Airline Passenger Profiling for Profit
I have previously written and spoken about the privacy threats that come from the confluence of government and corporate interests. It’s not the deliberate police-state privacy invasions from governments that worry me, but the normal-business privacy invasions by corporations—and how corporate privacy invasions pave the way for government privacy invasions and vice versa.
The U.S. government’s airline passenger profiling system was called Secure Flight, and I’ve written about it extensively. At one point, the system was going to perform automatic background checks on all passengers based on both government and commercial databases—credit card databases, phone records, whatever—and assign everyone a “risk score” based on the data. Those with a higher risk score would be searched more thoroughly than those with a lower risk score. It’s a complete waste of time, and a huge invasion of privacy, and the last time I paid attention it had been scrapped.
But the very same system that is useless at picking terrorists out of passenger lists is probably very good at identifying consumers.

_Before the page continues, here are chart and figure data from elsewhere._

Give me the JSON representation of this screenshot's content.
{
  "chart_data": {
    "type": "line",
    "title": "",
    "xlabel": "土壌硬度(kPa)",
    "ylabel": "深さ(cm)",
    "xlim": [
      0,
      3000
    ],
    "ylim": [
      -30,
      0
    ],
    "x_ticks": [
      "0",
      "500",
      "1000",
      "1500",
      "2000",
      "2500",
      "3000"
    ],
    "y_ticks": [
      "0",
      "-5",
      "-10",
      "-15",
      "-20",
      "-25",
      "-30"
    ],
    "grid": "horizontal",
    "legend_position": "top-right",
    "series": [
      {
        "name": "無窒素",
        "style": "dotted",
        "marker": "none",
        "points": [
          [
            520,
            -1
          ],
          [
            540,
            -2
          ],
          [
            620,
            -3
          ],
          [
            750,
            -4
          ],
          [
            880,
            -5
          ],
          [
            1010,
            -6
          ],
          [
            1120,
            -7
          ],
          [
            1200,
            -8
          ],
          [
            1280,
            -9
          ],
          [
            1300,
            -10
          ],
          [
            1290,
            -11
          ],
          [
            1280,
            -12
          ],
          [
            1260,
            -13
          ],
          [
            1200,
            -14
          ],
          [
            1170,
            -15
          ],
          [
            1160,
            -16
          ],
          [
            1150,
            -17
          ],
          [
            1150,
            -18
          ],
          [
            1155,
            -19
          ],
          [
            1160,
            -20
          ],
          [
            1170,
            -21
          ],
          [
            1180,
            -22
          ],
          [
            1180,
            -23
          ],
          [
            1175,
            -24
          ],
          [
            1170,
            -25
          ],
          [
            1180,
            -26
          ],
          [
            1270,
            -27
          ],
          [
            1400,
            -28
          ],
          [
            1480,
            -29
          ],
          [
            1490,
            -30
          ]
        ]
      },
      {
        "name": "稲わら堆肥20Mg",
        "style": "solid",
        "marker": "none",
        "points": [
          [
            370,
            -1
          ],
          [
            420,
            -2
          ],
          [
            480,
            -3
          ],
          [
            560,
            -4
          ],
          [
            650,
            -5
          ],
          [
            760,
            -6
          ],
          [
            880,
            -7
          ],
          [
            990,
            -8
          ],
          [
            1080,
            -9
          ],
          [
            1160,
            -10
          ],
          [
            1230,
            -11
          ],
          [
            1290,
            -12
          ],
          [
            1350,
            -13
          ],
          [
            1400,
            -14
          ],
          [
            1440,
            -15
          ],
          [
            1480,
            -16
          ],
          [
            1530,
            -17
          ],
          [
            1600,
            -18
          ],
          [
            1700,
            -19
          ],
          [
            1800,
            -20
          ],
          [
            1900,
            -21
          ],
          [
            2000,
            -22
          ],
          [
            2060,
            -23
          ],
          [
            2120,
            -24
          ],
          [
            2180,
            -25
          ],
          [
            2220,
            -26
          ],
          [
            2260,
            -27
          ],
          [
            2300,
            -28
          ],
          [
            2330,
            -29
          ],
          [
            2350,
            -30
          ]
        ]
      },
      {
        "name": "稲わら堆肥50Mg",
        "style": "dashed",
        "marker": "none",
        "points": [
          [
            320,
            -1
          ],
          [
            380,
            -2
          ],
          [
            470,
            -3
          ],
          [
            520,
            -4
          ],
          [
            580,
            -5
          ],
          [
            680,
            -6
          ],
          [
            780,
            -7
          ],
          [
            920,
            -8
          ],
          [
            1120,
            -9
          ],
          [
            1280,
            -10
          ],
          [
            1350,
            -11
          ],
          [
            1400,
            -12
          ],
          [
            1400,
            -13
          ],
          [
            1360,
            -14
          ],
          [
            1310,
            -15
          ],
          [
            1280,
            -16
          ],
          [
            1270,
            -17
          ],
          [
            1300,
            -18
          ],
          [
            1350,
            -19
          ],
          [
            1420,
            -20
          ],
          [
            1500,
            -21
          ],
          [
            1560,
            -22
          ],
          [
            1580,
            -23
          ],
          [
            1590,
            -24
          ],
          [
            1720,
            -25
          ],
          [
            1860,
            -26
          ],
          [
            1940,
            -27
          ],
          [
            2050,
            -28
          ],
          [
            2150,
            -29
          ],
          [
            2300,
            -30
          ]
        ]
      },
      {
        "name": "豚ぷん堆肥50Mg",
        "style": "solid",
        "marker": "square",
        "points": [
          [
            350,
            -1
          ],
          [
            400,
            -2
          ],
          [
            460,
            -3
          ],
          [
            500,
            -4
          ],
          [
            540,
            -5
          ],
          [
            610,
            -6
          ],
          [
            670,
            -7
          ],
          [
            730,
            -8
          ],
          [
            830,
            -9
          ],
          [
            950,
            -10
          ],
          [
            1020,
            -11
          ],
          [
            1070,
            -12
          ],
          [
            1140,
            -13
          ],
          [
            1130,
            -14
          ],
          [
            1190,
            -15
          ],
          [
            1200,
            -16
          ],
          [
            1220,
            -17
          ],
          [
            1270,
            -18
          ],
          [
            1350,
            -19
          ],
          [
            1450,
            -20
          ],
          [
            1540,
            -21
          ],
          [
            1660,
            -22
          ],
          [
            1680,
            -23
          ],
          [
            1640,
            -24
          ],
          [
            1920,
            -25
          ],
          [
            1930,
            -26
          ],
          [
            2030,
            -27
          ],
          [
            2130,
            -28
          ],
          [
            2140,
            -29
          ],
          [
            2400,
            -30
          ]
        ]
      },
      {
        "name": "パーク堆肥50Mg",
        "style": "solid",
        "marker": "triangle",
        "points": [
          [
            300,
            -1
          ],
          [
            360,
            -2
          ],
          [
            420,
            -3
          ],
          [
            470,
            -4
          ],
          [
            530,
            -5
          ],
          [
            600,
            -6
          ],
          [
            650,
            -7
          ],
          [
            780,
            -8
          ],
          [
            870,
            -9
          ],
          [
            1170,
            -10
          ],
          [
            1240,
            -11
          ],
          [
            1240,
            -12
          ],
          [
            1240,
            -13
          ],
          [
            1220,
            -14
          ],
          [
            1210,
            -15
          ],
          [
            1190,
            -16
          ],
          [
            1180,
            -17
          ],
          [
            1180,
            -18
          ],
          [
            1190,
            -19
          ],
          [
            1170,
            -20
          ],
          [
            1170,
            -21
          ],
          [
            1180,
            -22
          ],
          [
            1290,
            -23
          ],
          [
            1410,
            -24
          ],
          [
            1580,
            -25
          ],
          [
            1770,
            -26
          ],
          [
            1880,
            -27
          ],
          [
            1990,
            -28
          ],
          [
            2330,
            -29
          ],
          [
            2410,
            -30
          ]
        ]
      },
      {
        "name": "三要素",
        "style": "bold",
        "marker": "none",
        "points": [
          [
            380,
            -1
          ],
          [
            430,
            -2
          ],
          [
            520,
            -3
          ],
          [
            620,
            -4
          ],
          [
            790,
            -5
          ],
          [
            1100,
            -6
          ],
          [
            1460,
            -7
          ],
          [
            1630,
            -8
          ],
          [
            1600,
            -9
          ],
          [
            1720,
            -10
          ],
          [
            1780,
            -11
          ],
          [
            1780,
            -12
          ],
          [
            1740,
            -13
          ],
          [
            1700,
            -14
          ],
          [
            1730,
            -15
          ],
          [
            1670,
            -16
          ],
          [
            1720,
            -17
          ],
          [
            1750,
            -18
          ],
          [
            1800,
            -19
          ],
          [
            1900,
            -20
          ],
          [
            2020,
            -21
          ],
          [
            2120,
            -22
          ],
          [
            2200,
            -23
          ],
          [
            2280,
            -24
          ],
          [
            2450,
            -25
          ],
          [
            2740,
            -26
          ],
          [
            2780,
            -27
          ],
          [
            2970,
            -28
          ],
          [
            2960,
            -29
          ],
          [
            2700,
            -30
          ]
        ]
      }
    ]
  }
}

So what the government rightly decided not to do, the start-up corporation Jetera is doing instead:
Jetera would start with an airline’s information on individual passengers on board a given flight, drawing the name, address, credit card number and loyalty club status from reservations data. Through a process, for which it seeks a patent, the company would match the passenger’s identification data with the mountains of information about him or her available at one of the mammoth credit bureaus, which maintain separately managed marketing as well as credit information. Jetera would tap into the marketing side, showing consumer demographics, purchases, interests, attitudes and the like.
Jetera’s data manipulation would shape the entertainment made available to each passenger during a flight. The passenger who subscribes to a do-it-yourself magazine might be offered a video on woodworking. Catalog purchase records would boost some offerings and downplay others. Sports fans, known through their subscriptions, credit card ticket-buying or booster club memberships, would get “The Natural” instead of “Pretty Woman.”
The article is dated August 21, 2006 and is subscriber-only. Most of it talks about the revenue potential of the model, the funding the company received, and the talks it has had with anonymous airlines. No airline has signed up for the service yet, which would not only include in-flight personalization but pre- and post-flight mailings and other personalized services. Privacy is dealt with at the end of the article:
Jetera sees two legal issues regarding privacy and resolves both in its favor. Nothing Jetera intends to do would violate federal law or airline privacy policies as expressed on their websites. In terms of customer perceptions, Jetera doesn’t intend to abuse anyone’s privacy and will have an “opt-out” opportunity at the point where passengers make inflight entertainment choices.
If an airline wants an opt-out feature at some other point in the process, Jetera will work to provide one, McChesney says. Privacy and customer service will be an issue for each airline, and Jetera will adapt specifically to each.
The U.S. government already collects data from the phone company, from hotels and rental-car companies, and from airlines. How long before it piggy backs onto this system?
The other side to this is in the news, too: commercial databases using government data:
Records once held only in paper form by law enforcement agencies, courts and corrections departments are now routinely digitized and sold in bulk to the private sector. Some commercial databases now contain more than 100 million criminal records. They are updated only fitfully, and expunged records now often turn up in criminal background checks ordered by employers and landlords.
Saxon • October 24, 2006 11:36 AM
Ah, for the days when you could opt out of the non-meatspace world simply by changing a few pieces of paper. Nowadays, there is no way to avoid accumulating a far more complete identity in cyberspace than you could ever hope to have in real life, and no way to restrict access to it.